Cécilia Le Nalbaut, étudiante strasbourgeoise, s'est exprimée en allemand au début de la chaîne humaine, soulignant ainsi la dimension internationale de la commémoration. La chaîne humaine s'étendait sur quatre kilomètres et traversait des lieux importants tels que la terrasse de Brühl, la synagogue, la Frauenkirche et le nouvel hôtel de ville jusqu'au point de départ de la Theaterplatz. Pour assurer la sécurité de l'événement, 70 à 80 stewards ont été sollicités pour apporter leur soutien en tant que bénévoles.

Culture du souvenir en Allemagne

Dans le cadre de l'événement commémoratif, la journée de commémoration des victimes du national-socialisme, le 27 janvier, a également été évoquée.

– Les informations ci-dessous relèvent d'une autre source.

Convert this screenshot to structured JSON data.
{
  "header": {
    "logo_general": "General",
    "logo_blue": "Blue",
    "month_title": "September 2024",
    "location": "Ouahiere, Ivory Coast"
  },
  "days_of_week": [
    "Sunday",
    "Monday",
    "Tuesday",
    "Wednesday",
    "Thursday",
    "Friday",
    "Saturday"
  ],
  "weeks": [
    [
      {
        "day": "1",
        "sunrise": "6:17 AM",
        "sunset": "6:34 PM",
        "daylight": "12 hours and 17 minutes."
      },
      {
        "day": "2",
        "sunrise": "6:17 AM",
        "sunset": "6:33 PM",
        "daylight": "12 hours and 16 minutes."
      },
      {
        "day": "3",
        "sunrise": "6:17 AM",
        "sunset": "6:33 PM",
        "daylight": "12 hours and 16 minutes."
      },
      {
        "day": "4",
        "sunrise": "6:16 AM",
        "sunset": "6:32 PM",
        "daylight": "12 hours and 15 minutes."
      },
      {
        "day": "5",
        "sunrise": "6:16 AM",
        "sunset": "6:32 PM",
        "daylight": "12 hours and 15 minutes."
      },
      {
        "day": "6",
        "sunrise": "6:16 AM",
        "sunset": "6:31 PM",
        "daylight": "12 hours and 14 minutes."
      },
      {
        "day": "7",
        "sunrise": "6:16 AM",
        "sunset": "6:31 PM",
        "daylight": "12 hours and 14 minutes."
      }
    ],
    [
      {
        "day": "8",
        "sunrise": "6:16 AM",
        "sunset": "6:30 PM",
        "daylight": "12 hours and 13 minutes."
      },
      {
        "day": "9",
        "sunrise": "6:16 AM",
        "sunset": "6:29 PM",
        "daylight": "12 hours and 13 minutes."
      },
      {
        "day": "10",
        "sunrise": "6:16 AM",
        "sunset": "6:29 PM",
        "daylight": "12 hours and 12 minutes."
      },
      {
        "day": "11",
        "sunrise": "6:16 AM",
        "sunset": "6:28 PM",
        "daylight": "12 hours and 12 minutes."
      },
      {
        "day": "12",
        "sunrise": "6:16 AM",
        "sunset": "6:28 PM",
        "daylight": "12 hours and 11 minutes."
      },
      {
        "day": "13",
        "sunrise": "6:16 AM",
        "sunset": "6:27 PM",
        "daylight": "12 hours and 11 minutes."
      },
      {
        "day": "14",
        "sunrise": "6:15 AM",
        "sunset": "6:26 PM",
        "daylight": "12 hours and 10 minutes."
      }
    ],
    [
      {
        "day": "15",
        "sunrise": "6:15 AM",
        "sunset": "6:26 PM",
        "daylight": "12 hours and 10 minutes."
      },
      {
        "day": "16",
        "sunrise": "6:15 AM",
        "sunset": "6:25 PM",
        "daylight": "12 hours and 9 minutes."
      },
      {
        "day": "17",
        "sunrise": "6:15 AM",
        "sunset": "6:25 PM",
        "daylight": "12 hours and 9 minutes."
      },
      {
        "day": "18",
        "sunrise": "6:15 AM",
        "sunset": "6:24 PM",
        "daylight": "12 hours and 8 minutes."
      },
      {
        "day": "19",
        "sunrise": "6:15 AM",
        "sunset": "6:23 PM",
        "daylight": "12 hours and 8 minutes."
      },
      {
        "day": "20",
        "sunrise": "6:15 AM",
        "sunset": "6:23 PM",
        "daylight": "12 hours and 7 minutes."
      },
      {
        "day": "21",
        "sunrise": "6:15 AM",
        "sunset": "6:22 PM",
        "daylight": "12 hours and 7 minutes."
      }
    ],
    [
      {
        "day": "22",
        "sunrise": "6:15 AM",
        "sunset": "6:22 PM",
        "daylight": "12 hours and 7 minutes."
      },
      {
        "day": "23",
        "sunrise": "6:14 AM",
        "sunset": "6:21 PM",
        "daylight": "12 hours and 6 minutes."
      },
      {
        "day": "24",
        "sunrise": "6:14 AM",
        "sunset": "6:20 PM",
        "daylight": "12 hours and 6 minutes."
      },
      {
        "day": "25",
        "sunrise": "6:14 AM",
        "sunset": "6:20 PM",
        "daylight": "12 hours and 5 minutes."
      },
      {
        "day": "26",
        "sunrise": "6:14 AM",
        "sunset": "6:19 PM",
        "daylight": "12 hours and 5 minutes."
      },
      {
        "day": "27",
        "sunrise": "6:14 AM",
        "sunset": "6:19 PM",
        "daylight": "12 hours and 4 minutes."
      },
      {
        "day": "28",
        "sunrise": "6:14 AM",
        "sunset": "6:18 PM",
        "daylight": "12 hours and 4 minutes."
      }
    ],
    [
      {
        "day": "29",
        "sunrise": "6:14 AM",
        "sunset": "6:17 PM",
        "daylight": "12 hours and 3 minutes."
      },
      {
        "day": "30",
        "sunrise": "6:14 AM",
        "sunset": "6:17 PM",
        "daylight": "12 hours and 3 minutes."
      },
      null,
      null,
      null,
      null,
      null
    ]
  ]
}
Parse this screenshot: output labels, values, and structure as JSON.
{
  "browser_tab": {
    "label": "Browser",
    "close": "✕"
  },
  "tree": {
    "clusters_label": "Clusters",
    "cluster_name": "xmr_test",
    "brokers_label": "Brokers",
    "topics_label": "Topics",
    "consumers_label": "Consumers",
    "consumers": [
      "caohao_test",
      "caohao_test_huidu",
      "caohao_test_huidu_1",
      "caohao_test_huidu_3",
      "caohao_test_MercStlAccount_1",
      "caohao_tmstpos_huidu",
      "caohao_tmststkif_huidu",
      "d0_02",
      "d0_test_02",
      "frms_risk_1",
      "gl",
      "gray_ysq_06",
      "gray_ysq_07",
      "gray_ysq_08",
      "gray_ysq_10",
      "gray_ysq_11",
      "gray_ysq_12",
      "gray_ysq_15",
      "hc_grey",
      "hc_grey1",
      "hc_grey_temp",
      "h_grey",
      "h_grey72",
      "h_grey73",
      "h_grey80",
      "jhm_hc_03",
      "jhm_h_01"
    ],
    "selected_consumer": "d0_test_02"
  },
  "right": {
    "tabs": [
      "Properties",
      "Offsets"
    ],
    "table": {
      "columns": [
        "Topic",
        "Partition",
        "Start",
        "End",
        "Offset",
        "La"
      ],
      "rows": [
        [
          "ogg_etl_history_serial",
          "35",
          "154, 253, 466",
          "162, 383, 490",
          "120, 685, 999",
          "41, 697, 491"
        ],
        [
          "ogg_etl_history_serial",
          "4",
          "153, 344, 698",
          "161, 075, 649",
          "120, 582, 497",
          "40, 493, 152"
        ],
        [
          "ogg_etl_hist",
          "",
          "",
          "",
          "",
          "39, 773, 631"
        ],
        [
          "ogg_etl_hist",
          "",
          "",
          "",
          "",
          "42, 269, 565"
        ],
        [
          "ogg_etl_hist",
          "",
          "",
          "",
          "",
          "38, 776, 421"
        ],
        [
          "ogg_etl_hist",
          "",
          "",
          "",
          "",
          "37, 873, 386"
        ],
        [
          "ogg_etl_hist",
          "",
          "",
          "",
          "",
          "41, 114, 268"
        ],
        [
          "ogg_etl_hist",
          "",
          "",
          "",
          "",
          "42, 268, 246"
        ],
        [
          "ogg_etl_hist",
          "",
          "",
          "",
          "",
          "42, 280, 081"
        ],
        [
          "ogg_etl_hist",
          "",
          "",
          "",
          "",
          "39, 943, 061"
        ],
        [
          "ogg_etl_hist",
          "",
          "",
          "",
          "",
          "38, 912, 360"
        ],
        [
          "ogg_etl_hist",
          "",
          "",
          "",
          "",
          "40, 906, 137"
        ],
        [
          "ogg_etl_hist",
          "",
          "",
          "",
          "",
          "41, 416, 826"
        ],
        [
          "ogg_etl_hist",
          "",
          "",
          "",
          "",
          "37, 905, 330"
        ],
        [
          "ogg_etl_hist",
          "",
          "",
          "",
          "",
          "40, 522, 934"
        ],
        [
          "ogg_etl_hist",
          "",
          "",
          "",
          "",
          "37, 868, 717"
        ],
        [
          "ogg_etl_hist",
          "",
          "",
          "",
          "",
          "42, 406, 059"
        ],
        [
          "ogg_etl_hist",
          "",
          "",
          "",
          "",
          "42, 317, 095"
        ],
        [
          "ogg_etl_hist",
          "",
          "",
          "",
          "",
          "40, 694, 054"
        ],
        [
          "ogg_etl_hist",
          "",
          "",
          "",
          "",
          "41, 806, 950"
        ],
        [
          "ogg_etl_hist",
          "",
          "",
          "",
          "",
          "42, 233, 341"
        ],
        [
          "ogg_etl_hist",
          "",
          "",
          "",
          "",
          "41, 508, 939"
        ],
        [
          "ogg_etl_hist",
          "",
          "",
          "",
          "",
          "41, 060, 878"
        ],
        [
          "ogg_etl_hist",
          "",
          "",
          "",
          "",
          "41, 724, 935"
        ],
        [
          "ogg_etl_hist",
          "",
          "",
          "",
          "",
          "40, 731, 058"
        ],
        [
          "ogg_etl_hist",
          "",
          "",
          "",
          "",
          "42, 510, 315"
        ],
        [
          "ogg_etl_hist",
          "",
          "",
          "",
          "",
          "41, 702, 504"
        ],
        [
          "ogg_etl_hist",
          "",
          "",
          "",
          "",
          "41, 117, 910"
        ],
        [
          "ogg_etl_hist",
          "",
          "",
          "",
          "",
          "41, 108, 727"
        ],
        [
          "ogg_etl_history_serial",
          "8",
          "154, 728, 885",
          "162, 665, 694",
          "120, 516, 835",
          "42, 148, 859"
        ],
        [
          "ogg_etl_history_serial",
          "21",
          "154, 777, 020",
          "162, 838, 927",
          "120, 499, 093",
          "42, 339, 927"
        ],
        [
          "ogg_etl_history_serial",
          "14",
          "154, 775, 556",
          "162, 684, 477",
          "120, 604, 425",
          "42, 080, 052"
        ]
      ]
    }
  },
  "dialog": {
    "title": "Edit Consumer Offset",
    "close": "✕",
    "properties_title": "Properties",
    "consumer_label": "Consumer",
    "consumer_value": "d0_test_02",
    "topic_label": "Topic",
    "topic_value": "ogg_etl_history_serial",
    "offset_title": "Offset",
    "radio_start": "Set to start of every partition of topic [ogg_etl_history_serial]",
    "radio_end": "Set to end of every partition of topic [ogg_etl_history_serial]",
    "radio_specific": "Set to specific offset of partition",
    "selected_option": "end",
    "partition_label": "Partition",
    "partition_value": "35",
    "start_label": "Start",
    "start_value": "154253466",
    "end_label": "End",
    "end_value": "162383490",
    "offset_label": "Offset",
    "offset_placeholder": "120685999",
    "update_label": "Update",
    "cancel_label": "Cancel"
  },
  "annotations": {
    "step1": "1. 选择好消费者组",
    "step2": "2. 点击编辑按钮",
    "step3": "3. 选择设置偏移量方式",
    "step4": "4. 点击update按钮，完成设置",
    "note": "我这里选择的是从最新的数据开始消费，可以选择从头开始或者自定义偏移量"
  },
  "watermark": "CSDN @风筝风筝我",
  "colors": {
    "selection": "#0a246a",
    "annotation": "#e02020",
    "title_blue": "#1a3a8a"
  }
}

L'Institut allemand des droits de l'homme souligne que le souvenir de toutes les victimes du national-socialisme, y compris les Juifs, les Sinti*zzes, les Roms ainsi que les exclus de la société, est un devoir ancré dans la société. Beate Rudolf, directrice de l'institut, a appelé à ce que les souvenirs restent vivants.

L’enchevêtrement de la commémoration avec l’engagement contre l’antisémitisme et le racisme se reflète également dans la nécessité constante de renforcer les valeurs des droits de l’homme et de la démocratie. Cette année, le Bundestag allemand consacre une heure commémorative à la confrontation entre les générations avec la Shoah et Porajmos. Chaque année, il est souligné une fois de plus que la protection de la dignité humaine et des droits de l'homme est une responsabilité de la société dans son ensemble.

La chaîne humaine du 13 février n'était pas seulement un souvenir d'une tragédie passée, mais aussi un signe fort pour le présent et l'avenir, dans lesquels l'engagement contre l'intolérance et la discrimination reste indispensable.